Mit Tinguely zusammen, auch nach der Trennung waren die beiden weiter eng verbunden, erstellte sie in Stockholm die größte Nana-Skulptur, Hon, die durch ihre Vagina betreten werden konnte. Im Inneren wurde das Werk durch kinetische Maschinen von Tinguely ergänzt. Sie arbeiteten in Jerusalem an einer monumentalen Skulptur für einen Kinderspielplatz und fertigten gemeinsam einen Film an. Ein sehr bekanntes Beispiel für ihre Zusammenarbeit ist der Strawinsky-Brunnen neben dem Centre Pompidou in Paris.

Niki de Saint Phalle, Jean Tinguely, Strawinsky-Brunnen, Paris

Im Mai 2002 starb Niki de Saint Phalle, im Alter von nur 72 Jahren.
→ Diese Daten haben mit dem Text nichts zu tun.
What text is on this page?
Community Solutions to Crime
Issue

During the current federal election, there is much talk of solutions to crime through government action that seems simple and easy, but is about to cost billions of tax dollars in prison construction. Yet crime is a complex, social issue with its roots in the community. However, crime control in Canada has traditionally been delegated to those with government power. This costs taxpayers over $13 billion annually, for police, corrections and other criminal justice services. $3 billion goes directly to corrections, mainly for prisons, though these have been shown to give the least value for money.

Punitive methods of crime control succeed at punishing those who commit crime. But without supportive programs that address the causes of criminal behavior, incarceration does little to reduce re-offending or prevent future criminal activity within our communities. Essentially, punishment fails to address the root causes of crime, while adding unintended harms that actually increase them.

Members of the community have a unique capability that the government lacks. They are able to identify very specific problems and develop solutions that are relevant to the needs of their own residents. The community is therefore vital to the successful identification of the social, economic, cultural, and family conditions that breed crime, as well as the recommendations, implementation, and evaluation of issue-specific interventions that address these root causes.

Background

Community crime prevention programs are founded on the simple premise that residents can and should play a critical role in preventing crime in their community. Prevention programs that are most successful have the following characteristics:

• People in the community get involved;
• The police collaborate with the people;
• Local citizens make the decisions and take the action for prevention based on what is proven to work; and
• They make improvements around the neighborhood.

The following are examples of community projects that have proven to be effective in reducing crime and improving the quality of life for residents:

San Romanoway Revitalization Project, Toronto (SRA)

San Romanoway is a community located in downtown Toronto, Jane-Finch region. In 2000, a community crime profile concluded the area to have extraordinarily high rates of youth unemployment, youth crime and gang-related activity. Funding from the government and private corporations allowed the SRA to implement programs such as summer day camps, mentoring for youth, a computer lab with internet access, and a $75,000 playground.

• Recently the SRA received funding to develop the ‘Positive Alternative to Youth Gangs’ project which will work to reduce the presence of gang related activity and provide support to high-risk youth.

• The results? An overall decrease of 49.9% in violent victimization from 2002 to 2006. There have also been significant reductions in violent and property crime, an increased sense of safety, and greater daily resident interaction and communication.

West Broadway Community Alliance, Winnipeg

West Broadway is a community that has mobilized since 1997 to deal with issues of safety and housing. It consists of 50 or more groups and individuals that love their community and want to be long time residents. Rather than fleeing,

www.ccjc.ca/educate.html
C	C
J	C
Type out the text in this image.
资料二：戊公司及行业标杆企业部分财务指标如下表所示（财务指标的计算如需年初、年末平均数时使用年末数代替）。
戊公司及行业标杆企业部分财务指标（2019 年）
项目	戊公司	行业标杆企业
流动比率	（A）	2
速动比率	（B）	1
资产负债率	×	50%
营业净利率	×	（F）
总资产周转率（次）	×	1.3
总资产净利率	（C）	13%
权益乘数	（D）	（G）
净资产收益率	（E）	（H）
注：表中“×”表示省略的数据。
Die französisch-amerikanische Künstlerin, eine Ikone weiblicher Kunstgeschichte, hat ein vielfältiges Oeuvre hinterlassen: Der Tarotgarten in der Toskana, ein eigenes Parfum, Theater-, Buch- und Filmproduktionen sind nur einige Beispiele für ihre Kreativität.

Die Schießbilder und insbesondere La mort du Patriarche beeindrucken mich am stärksten!

[i] Krempel 2016, S. 18.
[ii] Sieg 2016, S. 109.
[iii] Niki de Saint Phalle im Film Daddy: la mort du papa, fin du film “daddy” par Niki de Saint Phalle.
[iv] Niki de Saint Phalle in dem Film von Peter Schamoni, Niki de Saint Phalle: Wer ist das Monster, Du oder Ich?, München, Universum-Film, 1994/95, zitiert in: Sieg 2016, S. 103.
[v] Saint Phalle, Niki de, Retrospektive 1954 – 80 im Wilhelm-Lehmbruck-Museum, Oberhausen, 1980, S. 21.
[vi] Niki des Saint Phalle in einem Interview mit Ulrich Krempel, in: Krempel 2000, S. 67.